Gianluca Genoni: il campione di apnea sale in cattedra

Entusiasmo dei ragazzini della Scuola Media "Bellotti" per il recordman di immersioni che li ha incontrati

«E’ importante trasmettere ai ragazzi l’idea che solo con l’impegno più testardo si ottengono i risultati» commentano gli insegnanti a conclusione dell’incontro che le scuole medie "Biagio Bellotti" di Busto Arsizio (quartiere Sant’Edoardo) hanno organizzato per le classi seconde con Gianluca Genoni, gloria sportiva della città. E’ il secondo incontro dedicato allo sport, dopo quello con il campione di nuoto Paolo Villa due mesi fa. «L’importante è avvicinare i giovani alla bellezza dello sport» dice Genoni, «non c’è solo il calcio. Mi hanno chiamato qui perchè mi alleno alla Piscina di via Poma a Sacconago, dove le scuole medie tengono le lezioni di nuoto; e proprio lì il 20 maggio avremo 150 bambini dell’asilo». Gianluca Genoni ha intrattenuto per oltre un’ora i dodicenni con due filmati.

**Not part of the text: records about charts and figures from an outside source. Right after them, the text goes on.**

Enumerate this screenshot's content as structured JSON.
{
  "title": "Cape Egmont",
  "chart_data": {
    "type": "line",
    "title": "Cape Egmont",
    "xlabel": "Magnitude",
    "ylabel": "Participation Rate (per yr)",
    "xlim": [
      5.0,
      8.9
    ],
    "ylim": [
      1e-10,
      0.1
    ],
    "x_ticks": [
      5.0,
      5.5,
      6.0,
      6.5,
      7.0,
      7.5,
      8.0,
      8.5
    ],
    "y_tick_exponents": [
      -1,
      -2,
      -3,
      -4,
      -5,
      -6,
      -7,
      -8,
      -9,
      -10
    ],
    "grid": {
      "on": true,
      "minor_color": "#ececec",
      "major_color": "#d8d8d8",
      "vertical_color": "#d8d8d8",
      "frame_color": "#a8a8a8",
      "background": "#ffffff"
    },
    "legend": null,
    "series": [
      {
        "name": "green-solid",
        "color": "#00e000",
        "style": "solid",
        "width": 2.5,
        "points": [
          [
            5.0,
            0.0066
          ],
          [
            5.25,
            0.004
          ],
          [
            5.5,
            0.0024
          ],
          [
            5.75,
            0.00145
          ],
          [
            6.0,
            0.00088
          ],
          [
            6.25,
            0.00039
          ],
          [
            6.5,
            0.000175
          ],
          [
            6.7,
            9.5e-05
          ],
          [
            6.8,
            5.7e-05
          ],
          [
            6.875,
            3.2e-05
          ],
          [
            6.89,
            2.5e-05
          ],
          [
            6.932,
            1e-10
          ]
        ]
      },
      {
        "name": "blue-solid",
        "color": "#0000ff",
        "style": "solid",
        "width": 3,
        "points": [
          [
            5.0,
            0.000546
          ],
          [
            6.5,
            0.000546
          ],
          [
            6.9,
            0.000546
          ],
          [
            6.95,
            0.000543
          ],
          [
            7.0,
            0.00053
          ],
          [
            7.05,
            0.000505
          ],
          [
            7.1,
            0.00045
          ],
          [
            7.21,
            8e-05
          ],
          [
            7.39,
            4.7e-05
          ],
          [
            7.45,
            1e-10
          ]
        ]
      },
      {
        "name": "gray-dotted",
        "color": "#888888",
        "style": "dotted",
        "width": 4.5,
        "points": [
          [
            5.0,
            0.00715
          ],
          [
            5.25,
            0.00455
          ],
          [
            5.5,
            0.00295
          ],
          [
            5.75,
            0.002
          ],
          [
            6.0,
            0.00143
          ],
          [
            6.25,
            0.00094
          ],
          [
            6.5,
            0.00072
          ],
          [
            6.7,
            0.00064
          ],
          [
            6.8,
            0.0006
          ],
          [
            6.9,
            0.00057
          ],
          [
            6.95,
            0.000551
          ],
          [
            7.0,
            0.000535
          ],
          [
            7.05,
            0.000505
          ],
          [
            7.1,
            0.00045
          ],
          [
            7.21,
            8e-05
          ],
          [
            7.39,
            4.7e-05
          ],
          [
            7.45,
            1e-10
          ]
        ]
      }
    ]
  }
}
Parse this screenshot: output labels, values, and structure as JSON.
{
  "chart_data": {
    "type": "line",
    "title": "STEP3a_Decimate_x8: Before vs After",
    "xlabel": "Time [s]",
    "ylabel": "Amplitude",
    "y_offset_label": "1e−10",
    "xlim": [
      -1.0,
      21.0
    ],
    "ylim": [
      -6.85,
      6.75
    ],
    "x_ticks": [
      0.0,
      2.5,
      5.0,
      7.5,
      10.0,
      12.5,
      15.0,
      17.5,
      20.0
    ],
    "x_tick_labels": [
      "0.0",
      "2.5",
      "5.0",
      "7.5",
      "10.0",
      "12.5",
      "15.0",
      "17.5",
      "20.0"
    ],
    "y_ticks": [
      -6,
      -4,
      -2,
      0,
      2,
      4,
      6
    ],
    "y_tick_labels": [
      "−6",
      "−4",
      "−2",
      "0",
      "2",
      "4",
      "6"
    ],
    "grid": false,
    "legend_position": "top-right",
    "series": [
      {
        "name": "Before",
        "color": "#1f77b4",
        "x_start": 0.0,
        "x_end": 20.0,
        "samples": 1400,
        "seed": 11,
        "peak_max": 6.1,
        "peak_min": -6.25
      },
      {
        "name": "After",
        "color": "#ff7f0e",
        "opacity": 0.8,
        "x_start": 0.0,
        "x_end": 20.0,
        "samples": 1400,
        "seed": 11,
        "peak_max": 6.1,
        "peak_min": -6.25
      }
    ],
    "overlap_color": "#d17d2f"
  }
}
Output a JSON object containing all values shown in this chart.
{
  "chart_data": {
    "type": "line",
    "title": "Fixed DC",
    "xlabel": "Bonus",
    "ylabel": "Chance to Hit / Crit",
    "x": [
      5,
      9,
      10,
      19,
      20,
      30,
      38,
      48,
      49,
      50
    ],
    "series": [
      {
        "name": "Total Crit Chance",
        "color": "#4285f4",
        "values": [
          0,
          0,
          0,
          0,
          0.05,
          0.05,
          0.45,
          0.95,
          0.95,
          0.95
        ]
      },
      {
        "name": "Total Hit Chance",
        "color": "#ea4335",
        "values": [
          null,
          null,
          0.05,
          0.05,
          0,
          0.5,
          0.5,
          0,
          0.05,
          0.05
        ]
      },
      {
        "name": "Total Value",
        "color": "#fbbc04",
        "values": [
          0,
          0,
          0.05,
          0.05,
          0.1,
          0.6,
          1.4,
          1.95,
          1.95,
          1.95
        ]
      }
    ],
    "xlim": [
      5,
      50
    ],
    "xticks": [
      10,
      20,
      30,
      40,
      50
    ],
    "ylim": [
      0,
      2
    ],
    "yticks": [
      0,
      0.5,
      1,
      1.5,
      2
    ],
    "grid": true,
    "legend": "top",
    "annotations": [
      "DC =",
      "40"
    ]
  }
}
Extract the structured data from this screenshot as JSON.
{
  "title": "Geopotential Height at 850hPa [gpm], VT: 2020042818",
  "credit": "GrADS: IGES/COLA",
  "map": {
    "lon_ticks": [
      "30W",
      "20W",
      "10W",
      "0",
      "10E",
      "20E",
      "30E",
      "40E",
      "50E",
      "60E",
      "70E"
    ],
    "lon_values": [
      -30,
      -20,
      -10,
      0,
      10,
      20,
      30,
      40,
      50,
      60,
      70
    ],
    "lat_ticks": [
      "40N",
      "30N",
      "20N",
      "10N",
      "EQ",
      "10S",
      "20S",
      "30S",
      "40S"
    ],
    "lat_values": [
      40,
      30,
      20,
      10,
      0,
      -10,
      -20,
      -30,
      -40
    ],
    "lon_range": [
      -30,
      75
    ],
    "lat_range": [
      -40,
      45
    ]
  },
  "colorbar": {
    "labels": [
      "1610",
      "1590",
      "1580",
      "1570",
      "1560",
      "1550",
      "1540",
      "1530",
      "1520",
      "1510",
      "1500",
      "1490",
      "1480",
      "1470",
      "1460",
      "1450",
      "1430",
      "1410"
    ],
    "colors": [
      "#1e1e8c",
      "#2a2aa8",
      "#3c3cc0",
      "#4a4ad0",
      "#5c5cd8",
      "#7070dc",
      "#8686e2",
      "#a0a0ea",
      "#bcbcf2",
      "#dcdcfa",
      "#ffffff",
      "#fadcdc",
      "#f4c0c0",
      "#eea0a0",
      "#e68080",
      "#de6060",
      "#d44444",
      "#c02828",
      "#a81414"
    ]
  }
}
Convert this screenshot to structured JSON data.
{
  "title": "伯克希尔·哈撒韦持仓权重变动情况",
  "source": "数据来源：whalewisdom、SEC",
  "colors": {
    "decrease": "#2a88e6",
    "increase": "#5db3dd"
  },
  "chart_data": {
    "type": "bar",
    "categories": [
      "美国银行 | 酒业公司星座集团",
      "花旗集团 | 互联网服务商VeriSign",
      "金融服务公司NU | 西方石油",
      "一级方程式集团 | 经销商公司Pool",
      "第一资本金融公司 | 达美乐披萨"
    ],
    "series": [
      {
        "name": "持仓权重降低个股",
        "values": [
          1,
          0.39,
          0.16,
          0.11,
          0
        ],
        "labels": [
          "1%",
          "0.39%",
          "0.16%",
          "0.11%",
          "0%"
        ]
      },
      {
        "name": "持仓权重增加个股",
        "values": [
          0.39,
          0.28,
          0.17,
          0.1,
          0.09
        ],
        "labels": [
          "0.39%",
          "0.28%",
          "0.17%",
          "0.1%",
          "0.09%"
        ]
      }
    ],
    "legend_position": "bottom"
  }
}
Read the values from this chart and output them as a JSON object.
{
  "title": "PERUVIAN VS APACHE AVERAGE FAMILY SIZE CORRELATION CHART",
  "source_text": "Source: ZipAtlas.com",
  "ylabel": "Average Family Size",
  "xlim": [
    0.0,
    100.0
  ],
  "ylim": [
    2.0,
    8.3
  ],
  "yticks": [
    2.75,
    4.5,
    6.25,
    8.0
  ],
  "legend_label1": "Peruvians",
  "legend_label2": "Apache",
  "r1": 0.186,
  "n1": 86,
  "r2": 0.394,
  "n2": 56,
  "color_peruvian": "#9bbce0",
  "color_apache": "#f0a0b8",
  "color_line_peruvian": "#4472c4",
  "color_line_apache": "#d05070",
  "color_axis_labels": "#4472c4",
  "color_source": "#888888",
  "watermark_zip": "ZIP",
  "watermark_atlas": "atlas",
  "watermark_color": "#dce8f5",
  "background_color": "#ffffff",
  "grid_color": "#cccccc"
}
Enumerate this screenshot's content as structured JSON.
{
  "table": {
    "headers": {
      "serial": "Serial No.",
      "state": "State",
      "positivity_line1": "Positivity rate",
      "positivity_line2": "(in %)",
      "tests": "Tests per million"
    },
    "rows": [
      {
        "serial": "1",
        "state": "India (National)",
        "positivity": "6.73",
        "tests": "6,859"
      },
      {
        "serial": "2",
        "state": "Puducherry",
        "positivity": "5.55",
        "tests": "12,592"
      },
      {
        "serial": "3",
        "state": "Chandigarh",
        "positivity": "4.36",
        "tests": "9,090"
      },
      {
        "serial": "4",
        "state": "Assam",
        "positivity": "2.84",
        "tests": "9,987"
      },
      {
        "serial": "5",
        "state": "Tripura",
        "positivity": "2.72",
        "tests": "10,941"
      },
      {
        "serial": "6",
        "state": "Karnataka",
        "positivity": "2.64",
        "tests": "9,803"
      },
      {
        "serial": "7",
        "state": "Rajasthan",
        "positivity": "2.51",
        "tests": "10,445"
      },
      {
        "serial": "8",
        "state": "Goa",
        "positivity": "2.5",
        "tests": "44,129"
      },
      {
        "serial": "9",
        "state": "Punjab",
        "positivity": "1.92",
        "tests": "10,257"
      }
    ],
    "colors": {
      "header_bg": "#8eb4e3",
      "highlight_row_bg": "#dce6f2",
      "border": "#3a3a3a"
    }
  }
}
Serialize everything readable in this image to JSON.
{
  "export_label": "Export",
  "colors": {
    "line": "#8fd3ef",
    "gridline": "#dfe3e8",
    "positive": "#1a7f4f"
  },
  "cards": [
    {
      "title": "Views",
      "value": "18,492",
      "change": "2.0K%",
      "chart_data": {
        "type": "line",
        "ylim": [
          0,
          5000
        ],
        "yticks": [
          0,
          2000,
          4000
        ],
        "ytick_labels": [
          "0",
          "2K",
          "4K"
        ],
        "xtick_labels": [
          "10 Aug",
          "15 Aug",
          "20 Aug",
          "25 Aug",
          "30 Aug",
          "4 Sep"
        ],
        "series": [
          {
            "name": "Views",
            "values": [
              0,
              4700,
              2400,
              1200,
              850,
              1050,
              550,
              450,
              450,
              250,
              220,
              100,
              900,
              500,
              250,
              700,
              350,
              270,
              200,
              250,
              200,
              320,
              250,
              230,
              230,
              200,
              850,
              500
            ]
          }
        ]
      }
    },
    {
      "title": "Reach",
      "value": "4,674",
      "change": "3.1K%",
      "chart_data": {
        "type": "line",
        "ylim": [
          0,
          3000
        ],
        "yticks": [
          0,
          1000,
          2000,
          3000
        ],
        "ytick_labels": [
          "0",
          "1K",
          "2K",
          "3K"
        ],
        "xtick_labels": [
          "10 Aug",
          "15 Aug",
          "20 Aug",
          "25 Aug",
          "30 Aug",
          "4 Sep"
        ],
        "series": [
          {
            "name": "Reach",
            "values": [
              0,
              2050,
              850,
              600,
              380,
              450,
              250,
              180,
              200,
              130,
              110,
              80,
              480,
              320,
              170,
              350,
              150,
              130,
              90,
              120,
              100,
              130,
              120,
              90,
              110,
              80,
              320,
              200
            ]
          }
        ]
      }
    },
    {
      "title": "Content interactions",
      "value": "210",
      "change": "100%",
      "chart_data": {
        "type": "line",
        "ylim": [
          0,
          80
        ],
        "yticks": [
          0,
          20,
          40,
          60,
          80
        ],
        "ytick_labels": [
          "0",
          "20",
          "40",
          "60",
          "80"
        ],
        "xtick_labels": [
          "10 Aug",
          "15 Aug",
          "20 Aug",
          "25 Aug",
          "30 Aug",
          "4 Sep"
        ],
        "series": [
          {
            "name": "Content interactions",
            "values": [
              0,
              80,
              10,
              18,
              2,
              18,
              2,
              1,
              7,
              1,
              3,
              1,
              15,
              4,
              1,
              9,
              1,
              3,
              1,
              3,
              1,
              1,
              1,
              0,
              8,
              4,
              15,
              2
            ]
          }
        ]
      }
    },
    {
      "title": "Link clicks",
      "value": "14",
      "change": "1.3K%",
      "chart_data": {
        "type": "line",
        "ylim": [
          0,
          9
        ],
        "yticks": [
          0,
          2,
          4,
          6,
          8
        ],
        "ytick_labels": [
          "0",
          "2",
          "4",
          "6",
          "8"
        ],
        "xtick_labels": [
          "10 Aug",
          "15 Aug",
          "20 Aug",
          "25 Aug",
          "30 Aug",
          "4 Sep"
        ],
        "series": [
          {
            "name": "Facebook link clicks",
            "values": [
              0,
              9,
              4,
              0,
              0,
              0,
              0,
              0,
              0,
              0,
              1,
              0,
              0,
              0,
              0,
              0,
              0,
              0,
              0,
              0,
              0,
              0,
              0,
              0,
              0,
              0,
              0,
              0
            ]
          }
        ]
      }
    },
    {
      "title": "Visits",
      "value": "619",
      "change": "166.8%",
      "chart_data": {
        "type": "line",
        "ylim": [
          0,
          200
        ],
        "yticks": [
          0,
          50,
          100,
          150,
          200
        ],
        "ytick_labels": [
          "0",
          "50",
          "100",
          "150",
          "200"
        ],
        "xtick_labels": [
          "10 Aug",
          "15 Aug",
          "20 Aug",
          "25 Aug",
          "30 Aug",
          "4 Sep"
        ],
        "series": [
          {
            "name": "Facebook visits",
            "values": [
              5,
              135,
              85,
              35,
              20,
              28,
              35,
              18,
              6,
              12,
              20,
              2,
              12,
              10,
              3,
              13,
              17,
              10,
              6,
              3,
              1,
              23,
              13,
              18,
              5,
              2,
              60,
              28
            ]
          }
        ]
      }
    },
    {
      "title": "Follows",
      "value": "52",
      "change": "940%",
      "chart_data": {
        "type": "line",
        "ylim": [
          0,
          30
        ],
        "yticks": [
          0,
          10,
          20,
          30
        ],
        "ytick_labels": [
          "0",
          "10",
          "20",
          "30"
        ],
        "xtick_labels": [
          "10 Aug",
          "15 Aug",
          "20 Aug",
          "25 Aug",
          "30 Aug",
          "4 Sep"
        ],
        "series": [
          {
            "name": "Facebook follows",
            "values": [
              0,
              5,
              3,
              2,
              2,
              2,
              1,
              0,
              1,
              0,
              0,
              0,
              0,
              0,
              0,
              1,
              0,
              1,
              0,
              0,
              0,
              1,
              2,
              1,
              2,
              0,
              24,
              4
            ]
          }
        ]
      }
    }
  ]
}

Il primo raccontava le sue eccezionali immersioni in alta quota in laghi di montagna, una ai piedi dell’Everest ad oltre 5.000 metri, e l’altra a 3.000 metri sopra Cervinia ("un freddo così non l’ho preso nenache sull’Everest"), esperienze di grande valore innanzitutto scientifico che hanno scatenato un lungo applauso da parte dei ragazzi, conquistati da queste imprese estreme che studiano i limiti del corpo umano in condizioni di scarsa ossigenazione. Il secondo filmato mostrava l’ultimo record di profondità di Genoni, stabilito il 29 settembre scorso al largo di Camogli con -132 metri. Moltissime le domande rivolte dagli studenti al campione, che ha avuto modo di raccontare la sua carriera dagli inizi nel nuoto fino alla scoperta delle immersioni – complice l’esempio del concittadino Umberto Pellizzari, altro "grande" dell’apnea -. Impressionante, infine, il racconto del record di apnea da fermo, stabilito proprio nella piscina di via Poma: 12 minuti e 34 secondi! immobile sott’acqua dopo aver respirato una speciale miscela a base di ossigeno puro. «Poi però, dopo prove di questo tipo si rimane un po’ storditi, come ubriachi. Difatti certi giorni telefono alla mia fidanzata e lei, sentendomi dire cose strane, mi chiede: «Ma hai respirato l’ossigeno di nuovo?»